The state countered, however, pointing to explicit language in the Bruen decision allowing for pre-purchase requirements like background checks or safety courses.

In that ruling, Justice Clarence Thomas wrote that nothing in their analysis suggests “shall issue” licensing regimes are unconstitutional, referring to states that have requirements to exercise their Second Amendment rights but that those requirements aren’t subjective or based on someone’s ability to prove a need to own or carry a firearm.

“Rather, it appears that these shall-issue regimes, which often require applicants to undergo a background check or pass a firearms safety course, are designed to ensure only that those bearing arms in the jurisdiction are, in fact, ‘law-abiding, responsible citizens,’” Thomas wrote.

Towards the end of the hearing, Marshall told the judge the state would be ready to issue permits on Dec. 8, prompting a skeptical audience to erupt in laughter.
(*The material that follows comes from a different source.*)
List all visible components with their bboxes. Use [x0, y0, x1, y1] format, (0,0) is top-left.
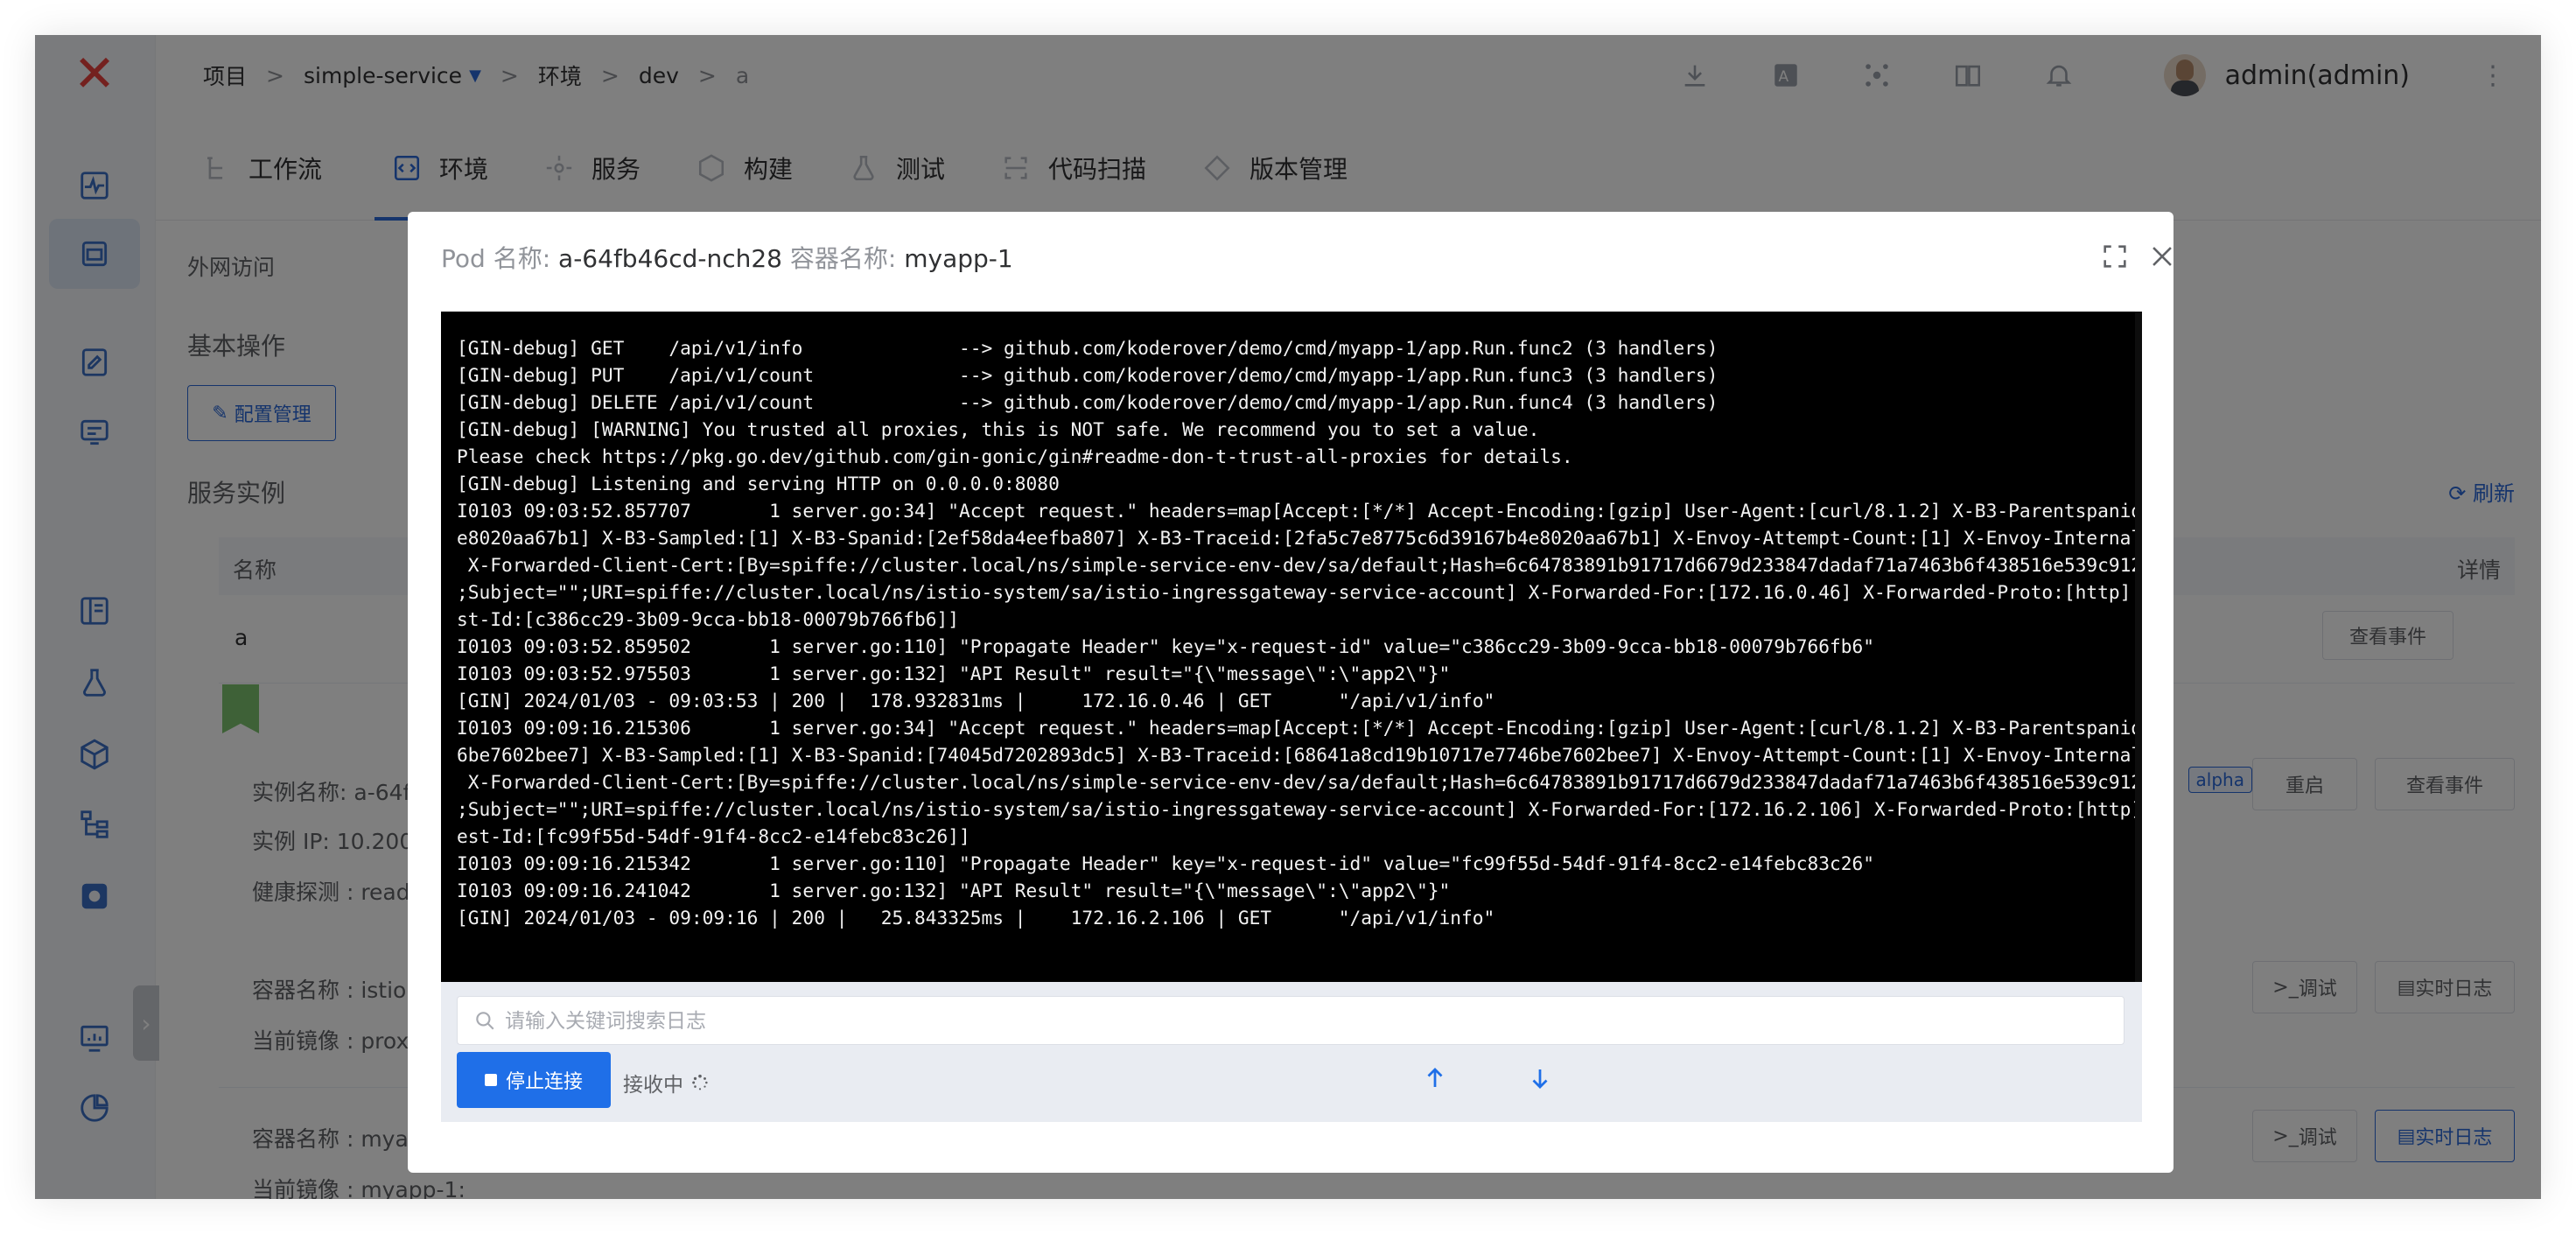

Soon after the hearing ended, the Oregon State Police put out a statement reiterating that Measure 114 will become law on Dec. 8 and saying the application will be available for download on the state police website that day. The state’s background check system has experienced “unprecedented volumes of firearms transactions never seen before in the program’s 26-year history,” the statement said.

The number of background checks being processed has led to a longer than usual backlog and delayed firearms sales, a concern for stores and customers. OSP said people whose background checks aren’t completed by midnight on Dec. 7 will need a permit to complete their purchase.

To avoid being saddled with firearms they can’t transfer to purchasers, many dealers in the state have started releasing purchased firearms after the legally mandated three days regardless of whether or not the background check has been completed, a loophole provisions of Measure 114 are intended to close.

Immergut said she expected to rule on Monday or Tuesday as to whether to issue a temporary restraining order. Regardless of what she decides, a more involved hearing is still expected on the plaintiffs’ request for a preliminary injunction to block the law from being implemented until a final ruling on the law’s constitutionality.